Originally trained as an anthropologist, Jeff has been a practicing artist for two decades. Upcoming shows include a solo exhibition at Real Art Ways in Hartford, CT, and a two part project called “A Suitcase” at Picture Theory in New York City and Kunstraum Super in Vienna, Austria. Recent exhibitions include “Double Take: Familiar Objects in Unexpected Materials” at the Mattatuck Museum in Waterbury, CT, “The Past Pushes Forward” at Omola Studios in New Haven, CT, and “Circadian Rhythms,” curated by URSA Gallery in Bridgeport, CT.

Ostergren received a 2024 Artist Grant from the Puffin Foundation. Last year, he was awarded an Artist Fellowship Grant from the Connecticut Office of the Arts, and The Bitsie Clark Fund for Artists Grant, an annual project based-grant in New Haven. He was also chosen a 2021 “Artist-To-Watch” by Ortega y Gasset Projects in Brooklyn, NY. Ostergren received his MFA from Art Center College of Design in Pasadena, CA in 2006, following upon receiving a BA in a double major of anthropology and gender studies at Rice University in Houston, TX in 1998. He lives and works in New Haven, CT.

“I make art about the intertwined histories of pharmaceuticals and color. My pointillist, color-saturated paintings…infused with actual pharmaceuticals and chemicals, utilize imagery from art history and advertising to explore the ecstasy and toxicity of our present moment. I work from images taken from pharmaceutical advertising that bear an uncanny reference to art historical works, particularly from the Impressionist period, which was contemporaneous with the rise of synthetic chemistry. These images of idealized leisure form potent means of understanding representations of race, gender, sexuality, class and disability.”

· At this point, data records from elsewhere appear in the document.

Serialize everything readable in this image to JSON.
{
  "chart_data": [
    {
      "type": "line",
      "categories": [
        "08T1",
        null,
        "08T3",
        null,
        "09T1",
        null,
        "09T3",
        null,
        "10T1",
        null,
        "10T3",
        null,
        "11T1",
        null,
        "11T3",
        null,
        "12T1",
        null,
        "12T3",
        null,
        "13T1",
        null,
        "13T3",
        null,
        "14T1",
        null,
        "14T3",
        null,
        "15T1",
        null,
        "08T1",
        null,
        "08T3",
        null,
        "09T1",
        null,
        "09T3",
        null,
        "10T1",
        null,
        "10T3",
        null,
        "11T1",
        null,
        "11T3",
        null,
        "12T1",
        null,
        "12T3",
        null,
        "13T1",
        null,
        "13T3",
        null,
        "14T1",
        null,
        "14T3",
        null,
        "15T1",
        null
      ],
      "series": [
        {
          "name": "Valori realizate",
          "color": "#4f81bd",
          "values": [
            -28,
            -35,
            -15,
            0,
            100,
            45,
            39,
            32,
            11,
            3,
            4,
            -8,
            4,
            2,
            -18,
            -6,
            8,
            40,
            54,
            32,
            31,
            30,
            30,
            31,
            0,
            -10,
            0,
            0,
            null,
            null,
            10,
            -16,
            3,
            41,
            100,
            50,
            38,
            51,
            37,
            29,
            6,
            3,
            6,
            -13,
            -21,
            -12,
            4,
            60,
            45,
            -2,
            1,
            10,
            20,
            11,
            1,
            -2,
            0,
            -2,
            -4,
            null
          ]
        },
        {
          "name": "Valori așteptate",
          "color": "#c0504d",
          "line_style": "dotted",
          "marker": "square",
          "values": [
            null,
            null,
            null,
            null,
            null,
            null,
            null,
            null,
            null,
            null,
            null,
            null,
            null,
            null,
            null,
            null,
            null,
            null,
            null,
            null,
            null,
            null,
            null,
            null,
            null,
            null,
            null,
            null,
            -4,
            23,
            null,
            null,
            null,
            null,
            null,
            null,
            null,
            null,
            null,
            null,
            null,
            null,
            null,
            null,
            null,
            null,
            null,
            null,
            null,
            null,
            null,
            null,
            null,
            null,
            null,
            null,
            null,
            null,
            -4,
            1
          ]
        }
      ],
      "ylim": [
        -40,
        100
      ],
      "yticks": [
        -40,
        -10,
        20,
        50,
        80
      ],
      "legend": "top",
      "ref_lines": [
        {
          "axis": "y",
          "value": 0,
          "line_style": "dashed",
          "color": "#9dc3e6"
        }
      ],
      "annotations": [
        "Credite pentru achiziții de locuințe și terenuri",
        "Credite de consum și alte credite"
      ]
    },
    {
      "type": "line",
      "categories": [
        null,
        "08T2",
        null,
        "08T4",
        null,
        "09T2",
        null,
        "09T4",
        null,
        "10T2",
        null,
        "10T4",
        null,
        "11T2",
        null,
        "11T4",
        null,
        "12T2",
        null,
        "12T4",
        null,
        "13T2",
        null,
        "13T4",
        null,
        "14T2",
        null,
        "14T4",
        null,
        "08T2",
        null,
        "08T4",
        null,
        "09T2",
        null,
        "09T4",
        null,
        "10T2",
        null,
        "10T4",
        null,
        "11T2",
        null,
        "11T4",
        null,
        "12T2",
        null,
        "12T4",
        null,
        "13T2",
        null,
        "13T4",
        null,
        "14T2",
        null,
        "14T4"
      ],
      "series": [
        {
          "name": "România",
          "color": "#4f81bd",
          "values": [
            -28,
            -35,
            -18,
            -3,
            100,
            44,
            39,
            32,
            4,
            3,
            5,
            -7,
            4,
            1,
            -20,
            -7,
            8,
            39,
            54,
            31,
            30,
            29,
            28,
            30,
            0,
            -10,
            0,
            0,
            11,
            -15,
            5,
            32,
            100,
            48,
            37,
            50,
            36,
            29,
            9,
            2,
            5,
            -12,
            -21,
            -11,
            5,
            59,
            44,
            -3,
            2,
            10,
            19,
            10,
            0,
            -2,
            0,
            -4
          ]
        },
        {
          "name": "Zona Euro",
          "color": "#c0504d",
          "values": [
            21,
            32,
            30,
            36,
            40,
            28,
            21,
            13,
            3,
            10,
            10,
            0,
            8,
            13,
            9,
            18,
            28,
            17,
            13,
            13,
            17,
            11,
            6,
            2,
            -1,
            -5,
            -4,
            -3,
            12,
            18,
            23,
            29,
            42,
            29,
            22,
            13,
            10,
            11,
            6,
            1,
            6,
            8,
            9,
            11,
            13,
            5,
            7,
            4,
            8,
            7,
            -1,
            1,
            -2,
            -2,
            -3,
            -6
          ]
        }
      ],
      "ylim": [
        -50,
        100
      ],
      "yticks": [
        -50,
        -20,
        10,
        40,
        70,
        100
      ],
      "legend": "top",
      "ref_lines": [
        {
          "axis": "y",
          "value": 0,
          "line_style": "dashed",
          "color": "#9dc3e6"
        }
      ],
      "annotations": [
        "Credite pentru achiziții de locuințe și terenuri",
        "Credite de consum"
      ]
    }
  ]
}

Robin Tewes, 73, of New York, NY

Included in the Smithsonian Archives of American Art. Exhibited in galleries and museums. Some include, Boca Raton Museum, The New York Historical Society, The Whitney, Hunterdon, MOMA, Aldridge Museum, P.S. 1, Pelham Center of Art, Drawing Center, Zimmerli Museum, Art In General, A.I.R., Untitled Space, Adam Baumgold, P.P.O.W., Central Academy of Fine Arts, Beijing, Tampa Museum of Art, White Columns, Pyramid Atlantic. Some reviews include, New York Times, Artforum, Brooklyn Rail, Artnews.com, Art in America, Art News, New York Magazine, The New Yorker, Tema Celeste, The Village Voice. Residency awards: The Golden Foundation, Brydcliffe, UCross, VSC, VCCA, Djerassi, Edwin Abbey Mural Workshop, Pyramid Atlantic. Some awards: Pollock-Krasner Foundation, Adolph and Esther Gottlieb, NYFA, Mid Atlantic. Some solo shows include: Payne Gallery-Moravian College, Adam Baumgold, Texas A&M, Fingesten Gallery, John Weber, Headbones, Spencertown Academy, Bill Maynes, Rutgers, Art in General, Queens College, Pace University, Faggionato Gallery, R.C.C.A. Currently on the Board of Directors of P.S.122 Painting Space.

Robin Tewes writes “I’m interested in how much a single narrative moment can tell us about ourselves and the culture we live in…I grew up in a working-class neighborhood in Queens. Class issues are a repeated theme. I have been and still am interested in painting interiors, specifically images of rooms. A home can be a place where one goes to seek protection from the outside world. A room is a place in a home where one creates their own world, and a painting of a room is a safe place where anything can happen.”